В другой раз, выступая на собрании, он так охарактеризовал недопустимую разболтанность и недисциплинированность нашей студенческой вольницы:
— Давно уже дан звонок на занятия. Захожу в мужское общежитие. Сидит Мандель. Без штанов. Пишет стихи. Захожу в женское общежитие — та же картина.
Полковник, впрочем, был человек славный. Чего не скажешь о некоторых других наших преподавателях, словесные перлы которых тоже записывались и со смехом повторялись институтскими остряками.
Особенно славились такими перлами профессора, преподававшие нам «науку наук».
Старый большевик Ветошкин, читавший курс «основ марксизма-ленинизма», на первом же занятии ошеломил нас сообщением, что марксизм не появился на свет в готовом виде, как Венера из головы Юпитера. Имелась в виду, понятное дело, не Венера, а Афина Паллада, то есть — Минерва. Но разбираться в тонкостях античной мифологии нашему лектору было не с руки. У него были совсем другие, куда более важные заботы: надо было постоянно следить за быстро меняющейся картиной истории ВКП(б), которую он нам преподавал.
Помню, сдавая ему зачет и рассказывая о том, как в партии дебатировался знаменитый вопрос о явке Ленина на суд, я брякнул, что за явку голосовали Каменев и Зиновьев.
— Каменев, Каменев, — поправляя меня, буркнул Ветошкин.
— Ну да, Каменев и Зиновьев, — повторил я, не понимая, чем я ему не угодил: эти два деятели всегда поминались у нас парой, как сиамские близнецы.
— Каменев, Каменев, — снова недовольно буркнул Ветошкин. Но как-то неуверенно буркнул, словно бы про себя. И какая-то странная страдальческая гримаса исказила в этот миг его лицо.

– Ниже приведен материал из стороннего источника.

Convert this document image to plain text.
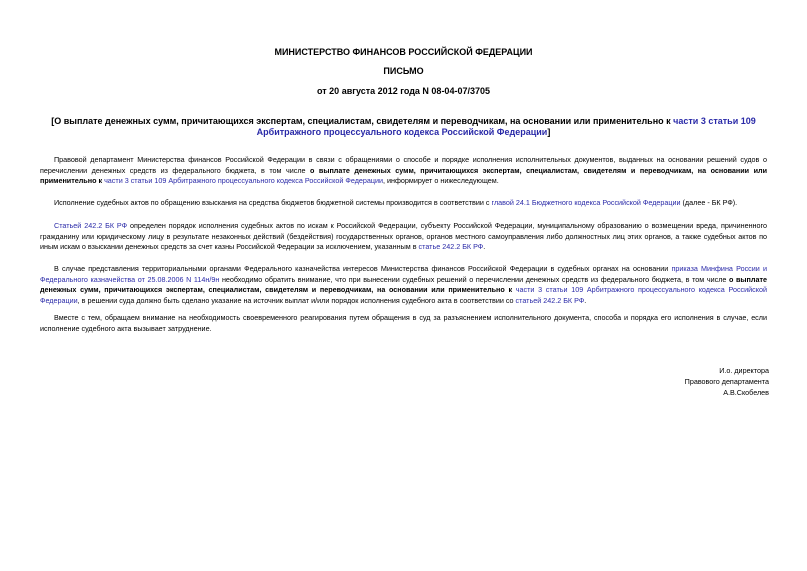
МИНИСТЕРСТВО ФИНАНСОВ РОССИЙСКОЙ ФЕДЕРАЦИИ
ПИСЬМО
от 20 августа 2012 года N 08-04-07/3705
[О выплате денежных сумм, причитающихся экспертам, специалистам, свидетелям и переводчикам, на основании или применительно к части 3 статьи 109 Арбитражного процессуального кодекса Российской Федерации]

Правовой департамент Министерства финансов Российской Федерации в связи с обращениями о способе и порядке исполнения исполнительных документов, выданных на основании решений судов о перечислении денежных средств из федерального бюджета, в том числе о выплате денежных сумм, причитающихся экспертам, специалистам, свидетелям и переводчикам, на основании или применительно к части 3 статьи 109 Арбитражного процессуального кодекса Российской Федерации, информирует о нижеследующем.

Исполнение судебных актов по обращению взыскания на средства бюджетов бюджетной системы производится в соответствии с главой 24.1 Бюджетного кодекса Российской Федерации (далее - БК РФ).

Статьей 242.2 БК РФ определен порядок исполнения судебных актов по искам к Российской Федерации, субъекту Российской Федерации, муниципальному образованию о возмещении вреда, причиненного гражданину или юридическому лицу в результате незаконных действий (бездействия) государственных органов, органов местного самоуправления либо должностных лиц этих органов, а также судебных актов по иным искам о взыскании денежных средств за счет казны Российской Федерации за исключением, указанным в статье 242.2 БК РФ.

В случае представления территориальными органами Федерального казначейства интересов Министерства финансов Российской Федерации в судебных органах на основании приказа Минфина России и Федерального казначейства от 25.08.2006 N 114н/9н необходимо обратить внимание, что при вынесении судебных решений о перечислении денежных средств из федерального бюджета, в том числе о выплате денежных сумм, причитающихся экспертам, специалистам, свидетелям и переводчикам, на основании или применительно к части 3 статьи 109 Арбитражного процессуального кодекса Российской Федерации, в решении суда должно быть сделано указание на источник выплат и/или порядок исполнения судебного акта в соответствии со статьей 242.2 БК РФ.

Вместе с тем, обращаем внимание на необходимость своевременного реагирования путем обращения в суд за разъяснением исполнительного документа, способа и порядка его исполнения в случае, если исполнение судебного акта вызывает затруднение.

И.о. директора
Правового департамента
А.В.Скобелев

Лишь много лет спустя я понял, где тут была зарыта собака. В отличие от меня, Ветошкин знал, что Зиновьев, прятавшийся вместе с Лениным в шалаше, никак не мог в то время выступать за явку Ленина на суд. Но прямо сказать мне об этом несчастный профессор боялся: а чёрт его знает, какая нынче на этот счёт установка? Может, недотепа-студент лучше знает, почём нынче ходят эти мертвые души? Пролить свет истины на мое невежество он не посмел, но нечаянный мой поклеп на Зиновьева был для него — как фальшивый звук для музыканта.